Mechanical periodontal therapy is the most common treatment of periodontal infections. It is directed primarily towards removing biofilm and calculus from the root surfaces, leading to ecological changes in the subgingival environment. Thus, the purpose of this study was to evaluate the effects of scaling and root planing (SRP) on the subgingival microbiota of Brazilian subjects with untreated chronic periodontitis over a 9-month period.


Twenty-five untreated chronic periodontitis patients (mean age 43 +/- 5 years; 20% smokers; 45% males) were selected from a Brazilian population. At baseline, probing depth (PD), clinical attachment level (CAL), visible supragingival biofilm (SB), bleeding on probing (BOP), and suppuration (SUP) were measured at six sites/tooth. Subgingival plaque samples were obtained from 10 sites with the deepest PD (> or =5 mm) of each subject and tested for the presence of 25 oral species by DNA probes and the checkerboard technique. Patients received full mouth SRP and oral hygiene instructions. Clinical and microbiological assessments were repeated at 3, 6, and 9 months after therapy. During this period, all patients received maintenance therapy, including supragingival prophylaxis and reinforcement in home care procedures. The clinical and microbiological parameters examined were computed for each subject and at each visit. Differences over time were sought using the Friedman test.

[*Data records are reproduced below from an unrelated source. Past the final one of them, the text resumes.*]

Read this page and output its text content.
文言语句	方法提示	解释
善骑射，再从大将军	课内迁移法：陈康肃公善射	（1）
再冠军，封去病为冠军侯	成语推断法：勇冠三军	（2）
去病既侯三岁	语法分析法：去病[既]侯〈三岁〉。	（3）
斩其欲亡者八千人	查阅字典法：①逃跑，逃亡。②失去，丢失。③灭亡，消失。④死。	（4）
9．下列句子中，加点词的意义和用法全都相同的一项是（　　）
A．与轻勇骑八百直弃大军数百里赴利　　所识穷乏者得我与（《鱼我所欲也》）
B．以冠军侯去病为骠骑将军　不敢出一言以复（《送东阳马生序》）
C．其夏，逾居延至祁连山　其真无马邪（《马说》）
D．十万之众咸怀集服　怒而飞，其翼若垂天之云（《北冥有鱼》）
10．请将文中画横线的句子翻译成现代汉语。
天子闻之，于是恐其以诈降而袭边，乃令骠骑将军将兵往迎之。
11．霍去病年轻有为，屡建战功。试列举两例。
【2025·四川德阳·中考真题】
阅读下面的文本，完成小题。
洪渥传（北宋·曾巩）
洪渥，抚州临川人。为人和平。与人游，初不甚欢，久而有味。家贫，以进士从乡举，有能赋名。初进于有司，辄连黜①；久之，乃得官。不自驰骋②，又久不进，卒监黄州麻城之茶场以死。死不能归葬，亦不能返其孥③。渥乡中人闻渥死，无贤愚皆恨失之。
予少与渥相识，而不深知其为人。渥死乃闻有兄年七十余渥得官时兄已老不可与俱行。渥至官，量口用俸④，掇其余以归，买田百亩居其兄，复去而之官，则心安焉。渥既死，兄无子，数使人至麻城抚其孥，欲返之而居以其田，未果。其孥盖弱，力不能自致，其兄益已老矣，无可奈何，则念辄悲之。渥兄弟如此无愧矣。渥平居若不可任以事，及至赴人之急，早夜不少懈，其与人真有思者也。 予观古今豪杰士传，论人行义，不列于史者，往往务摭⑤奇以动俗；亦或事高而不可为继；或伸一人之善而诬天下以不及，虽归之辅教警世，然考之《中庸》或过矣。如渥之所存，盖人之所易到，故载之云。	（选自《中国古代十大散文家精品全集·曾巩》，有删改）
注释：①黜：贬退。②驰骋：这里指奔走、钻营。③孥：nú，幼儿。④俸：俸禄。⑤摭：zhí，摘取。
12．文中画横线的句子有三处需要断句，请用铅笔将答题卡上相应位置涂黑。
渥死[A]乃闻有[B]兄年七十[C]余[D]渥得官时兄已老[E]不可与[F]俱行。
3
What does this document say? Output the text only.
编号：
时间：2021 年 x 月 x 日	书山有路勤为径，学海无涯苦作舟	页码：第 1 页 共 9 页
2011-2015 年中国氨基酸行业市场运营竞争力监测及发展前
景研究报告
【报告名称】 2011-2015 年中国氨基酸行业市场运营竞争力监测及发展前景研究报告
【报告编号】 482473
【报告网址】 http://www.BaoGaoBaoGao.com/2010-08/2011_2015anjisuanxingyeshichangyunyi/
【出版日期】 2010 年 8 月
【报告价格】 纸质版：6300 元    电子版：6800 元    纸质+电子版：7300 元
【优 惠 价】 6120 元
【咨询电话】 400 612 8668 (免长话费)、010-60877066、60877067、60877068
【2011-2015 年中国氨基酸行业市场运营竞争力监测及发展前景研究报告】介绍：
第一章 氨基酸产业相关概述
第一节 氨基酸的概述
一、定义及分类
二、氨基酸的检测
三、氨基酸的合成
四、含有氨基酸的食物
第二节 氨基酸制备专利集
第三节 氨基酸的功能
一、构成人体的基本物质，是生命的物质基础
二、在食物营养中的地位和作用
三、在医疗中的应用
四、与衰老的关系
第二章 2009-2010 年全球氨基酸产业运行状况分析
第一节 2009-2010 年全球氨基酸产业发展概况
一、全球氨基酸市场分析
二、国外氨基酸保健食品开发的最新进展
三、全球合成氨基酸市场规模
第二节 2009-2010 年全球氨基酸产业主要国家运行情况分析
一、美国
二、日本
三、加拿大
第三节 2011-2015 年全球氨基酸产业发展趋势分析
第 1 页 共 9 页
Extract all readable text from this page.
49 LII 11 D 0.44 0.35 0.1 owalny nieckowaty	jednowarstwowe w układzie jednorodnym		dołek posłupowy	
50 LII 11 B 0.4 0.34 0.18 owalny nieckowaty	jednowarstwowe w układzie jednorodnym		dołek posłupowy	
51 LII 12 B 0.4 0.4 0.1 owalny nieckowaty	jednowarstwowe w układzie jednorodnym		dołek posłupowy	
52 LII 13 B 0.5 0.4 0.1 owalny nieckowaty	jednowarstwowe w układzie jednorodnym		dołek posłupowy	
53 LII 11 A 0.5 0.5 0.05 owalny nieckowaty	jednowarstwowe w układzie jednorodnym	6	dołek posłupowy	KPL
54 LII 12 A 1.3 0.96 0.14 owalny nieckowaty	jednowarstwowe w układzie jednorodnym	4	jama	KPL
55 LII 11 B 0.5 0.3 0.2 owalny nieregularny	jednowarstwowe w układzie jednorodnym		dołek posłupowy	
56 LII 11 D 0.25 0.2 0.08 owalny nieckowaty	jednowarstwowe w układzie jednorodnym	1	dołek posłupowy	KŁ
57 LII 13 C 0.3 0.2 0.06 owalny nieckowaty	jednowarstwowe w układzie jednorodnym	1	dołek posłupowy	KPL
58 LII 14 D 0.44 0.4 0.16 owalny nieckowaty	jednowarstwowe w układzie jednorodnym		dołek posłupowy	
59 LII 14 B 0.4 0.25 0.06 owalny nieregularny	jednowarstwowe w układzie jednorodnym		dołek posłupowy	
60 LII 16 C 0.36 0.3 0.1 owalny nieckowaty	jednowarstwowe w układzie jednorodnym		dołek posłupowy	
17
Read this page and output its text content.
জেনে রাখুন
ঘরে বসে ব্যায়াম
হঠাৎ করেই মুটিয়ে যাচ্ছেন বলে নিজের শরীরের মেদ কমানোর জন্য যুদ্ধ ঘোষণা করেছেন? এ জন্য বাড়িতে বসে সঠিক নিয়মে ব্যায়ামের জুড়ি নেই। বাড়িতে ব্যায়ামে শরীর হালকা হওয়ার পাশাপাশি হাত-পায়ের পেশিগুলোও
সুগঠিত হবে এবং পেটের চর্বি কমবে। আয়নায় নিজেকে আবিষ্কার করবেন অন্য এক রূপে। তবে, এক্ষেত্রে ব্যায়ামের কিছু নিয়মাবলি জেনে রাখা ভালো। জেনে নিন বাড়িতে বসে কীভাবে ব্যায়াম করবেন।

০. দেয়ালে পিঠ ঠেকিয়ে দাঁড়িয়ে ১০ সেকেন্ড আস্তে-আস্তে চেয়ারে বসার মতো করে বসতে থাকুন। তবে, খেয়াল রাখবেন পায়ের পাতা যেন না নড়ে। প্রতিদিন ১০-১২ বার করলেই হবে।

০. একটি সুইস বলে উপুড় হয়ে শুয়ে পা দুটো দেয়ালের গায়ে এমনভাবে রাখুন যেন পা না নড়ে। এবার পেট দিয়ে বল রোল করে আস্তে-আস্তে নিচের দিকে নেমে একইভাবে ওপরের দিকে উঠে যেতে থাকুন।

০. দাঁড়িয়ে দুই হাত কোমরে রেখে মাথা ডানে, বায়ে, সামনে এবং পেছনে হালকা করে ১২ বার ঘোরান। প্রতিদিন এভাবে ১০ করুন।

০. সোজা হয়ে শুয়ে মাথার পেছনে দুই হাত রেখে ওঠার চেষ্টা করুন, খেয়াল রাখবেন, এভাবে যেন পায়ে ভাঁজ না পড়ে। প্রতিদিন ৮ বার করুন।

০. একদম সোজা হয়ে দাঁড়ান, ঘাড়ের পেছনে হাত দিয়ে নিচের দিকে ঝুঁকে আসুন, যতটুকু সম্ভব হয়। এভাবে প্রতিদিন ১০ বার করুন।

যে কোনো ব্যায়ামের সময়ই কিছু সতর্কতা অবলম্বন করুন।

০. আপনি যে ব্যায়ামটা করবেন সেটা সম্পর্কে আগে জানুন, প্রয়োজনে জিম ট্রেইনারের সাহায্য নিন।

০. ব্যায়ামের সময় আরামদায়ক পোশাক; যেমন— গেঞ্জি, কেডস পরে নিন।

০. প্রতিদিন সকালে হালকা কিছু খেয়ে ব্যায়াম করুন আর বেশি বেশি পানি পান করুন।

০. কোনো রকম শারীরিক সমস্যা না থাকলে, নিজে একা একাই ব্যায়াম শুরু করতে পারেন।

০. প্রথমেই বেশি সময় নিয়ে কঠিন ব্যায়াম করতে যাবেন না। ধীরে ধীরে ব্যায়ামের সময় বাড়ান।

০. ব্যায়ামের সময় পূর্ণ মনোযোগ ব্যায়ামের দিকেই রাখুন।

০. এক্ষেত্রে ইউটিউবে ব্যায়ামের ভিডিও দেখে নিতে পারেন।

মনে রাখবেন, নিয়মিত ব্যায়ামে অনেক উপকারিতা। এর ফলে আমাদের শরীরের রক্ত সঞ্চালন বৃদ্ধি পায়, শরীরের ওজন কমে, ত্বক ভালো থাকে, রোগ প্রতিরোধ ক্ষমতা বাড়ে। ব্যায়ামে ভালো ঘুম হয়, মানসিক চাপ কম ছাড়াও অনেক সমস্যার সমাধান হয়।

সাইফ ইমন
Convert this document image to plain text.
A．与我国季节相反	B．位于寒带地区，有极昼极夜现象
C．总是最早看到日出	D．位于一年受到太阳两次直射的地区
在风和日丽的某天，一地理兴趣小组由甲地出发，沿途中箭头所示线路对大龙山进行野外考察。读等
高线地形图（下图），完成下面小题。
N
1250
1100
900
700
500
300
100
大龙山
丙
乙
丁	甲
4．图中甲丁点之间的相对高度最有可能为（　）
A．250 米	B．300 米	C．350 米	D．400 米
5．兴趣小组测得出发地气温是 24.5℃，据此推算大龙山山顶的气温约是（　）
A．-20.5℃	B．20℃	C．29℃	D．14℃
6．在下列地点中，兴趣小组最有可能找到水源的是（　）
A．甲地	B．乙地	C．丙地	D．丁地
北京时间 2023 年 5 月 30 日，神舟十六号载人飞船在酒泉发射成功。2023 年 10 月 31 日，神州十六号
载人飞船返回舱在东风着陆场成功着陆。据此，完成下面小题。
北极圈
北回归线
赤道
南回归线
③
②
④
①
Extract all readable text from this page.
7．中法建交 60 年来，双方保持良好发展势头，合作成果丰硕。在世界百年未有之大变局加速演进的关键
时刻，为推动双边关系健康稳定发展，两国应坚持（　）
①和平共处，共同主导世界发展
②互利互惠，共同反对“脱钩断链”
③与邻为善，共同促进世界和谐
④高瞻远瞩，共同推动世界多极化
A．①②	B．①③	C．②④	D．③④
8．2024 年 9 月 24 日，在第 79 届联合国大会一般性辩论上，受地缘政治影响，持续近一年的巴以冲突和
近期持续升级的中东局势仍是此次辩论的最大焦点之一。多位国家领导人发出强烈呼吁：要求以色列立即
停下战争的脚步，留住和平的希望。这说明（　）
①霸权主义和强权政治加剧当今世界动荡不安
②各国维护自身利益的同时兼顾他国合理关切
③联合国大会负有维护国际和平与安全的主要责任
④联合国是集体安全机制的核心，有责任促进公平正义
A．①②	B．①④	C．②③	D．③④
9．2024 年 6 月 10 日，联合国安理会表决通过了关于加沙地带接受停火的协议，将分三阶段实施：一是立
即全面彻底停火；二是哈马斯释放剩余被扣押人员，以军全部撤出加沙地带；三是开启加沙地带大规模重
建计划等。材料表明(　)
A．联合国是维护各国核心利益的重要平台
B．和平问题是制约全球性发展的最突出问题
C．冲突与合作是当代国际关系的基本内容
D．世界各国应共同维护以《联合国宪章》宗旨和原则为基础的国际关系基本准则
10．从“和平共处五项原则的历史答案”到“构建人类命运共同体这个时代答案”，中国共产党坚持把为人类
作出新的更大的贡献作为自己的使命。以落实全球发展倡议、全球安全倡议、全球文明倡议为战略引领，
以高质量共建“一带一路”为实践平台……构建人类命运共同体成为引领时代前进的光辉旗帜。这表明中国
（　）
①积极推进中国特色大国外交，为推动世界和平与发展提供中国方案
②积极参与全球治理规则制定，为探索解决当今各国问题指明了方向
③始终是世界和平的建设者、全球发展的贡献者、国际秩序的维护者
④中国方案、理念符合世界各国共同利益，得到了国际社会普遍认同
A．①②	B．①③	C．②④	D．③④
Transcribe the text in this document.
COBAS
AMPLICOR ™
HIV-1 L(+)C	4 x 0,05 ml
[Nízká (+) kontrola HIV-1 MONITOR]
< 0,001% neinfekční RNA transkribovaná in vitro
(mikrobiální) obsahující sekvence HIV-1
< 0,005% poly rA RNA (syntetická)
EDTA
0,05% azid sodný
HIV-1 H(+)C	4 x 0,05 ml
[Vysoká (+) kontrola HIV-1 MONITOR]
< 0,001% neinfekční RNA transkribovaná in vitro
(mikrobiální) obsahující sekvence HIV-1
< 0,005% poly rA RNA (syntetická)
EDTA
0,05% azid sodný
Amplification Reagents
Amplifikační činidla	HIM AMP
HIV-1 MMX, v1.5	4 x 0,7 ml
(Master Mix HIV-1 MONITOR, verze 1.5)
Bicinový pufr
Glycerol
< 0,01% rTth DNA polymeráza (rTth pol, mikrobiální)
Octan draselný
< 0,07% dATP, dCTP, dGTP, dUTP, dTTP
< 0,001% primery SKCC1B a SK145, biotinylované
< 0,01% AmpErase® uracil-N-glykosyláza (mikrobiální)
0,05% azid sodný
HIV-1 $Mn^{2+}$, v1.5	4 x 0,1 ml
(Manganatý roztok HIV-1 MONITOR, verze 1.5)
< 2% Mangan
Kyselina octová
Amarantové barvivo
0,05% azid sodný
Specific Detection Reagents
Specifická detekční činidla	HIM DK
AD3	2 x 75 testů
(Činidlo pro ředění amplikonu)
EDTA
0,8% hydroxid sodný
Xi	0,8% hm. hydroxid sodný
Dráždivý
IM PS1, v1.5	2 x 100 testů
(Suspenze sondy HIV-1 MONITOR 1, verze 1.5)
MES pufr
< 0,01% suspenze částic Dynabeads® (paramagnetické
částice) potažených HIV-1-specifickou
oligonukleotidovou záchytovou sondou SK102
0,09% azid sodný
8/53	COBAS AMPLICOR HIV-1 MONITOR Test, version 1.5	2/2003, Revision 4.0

Significant reductions in mean CAL and PD (P <0.01), percent of sites with SB (P <0.01), BOP and SUP (P <0.05) were observed during the course of the study. In general, microbial changes were more pronounced for the mean counts than for the frequency of the microorganisms, particularly at 3 months post-therapy. Significant reductions in prevalence and levels were observed for certain periodontal pathogens including P. gingivalis (P <0.05; P <0.01), T. forsythensis (P <0.01), C. rectus (P <0.01), and A. actinomycetemcomitans (P <0.01; P <0.05). Nevertheless, the frequency of A. actinomycetemcomitans increased to baseline values at 9 months after therapy. Treponema ssp. and Prevotella spp. showed a modest decrease in prevalence, whereas marked reductions in their levels were observed. In contrast, the frequency and counts of the suspected pathogens P. micros and F. nucleatum increased after treatment. Species considered beneficial including Actinomyces spp., some oral streptococci, and V. parvula increased in prevalence, although these two last species tended to return to baseline levels at 9 months.


In Brazilians with untreated chronic periodontitis, SRP led to clinical improvement associated with a decrease of certain periodontal pathogens, and an increase of beneficial species for up to 9 months after therapy.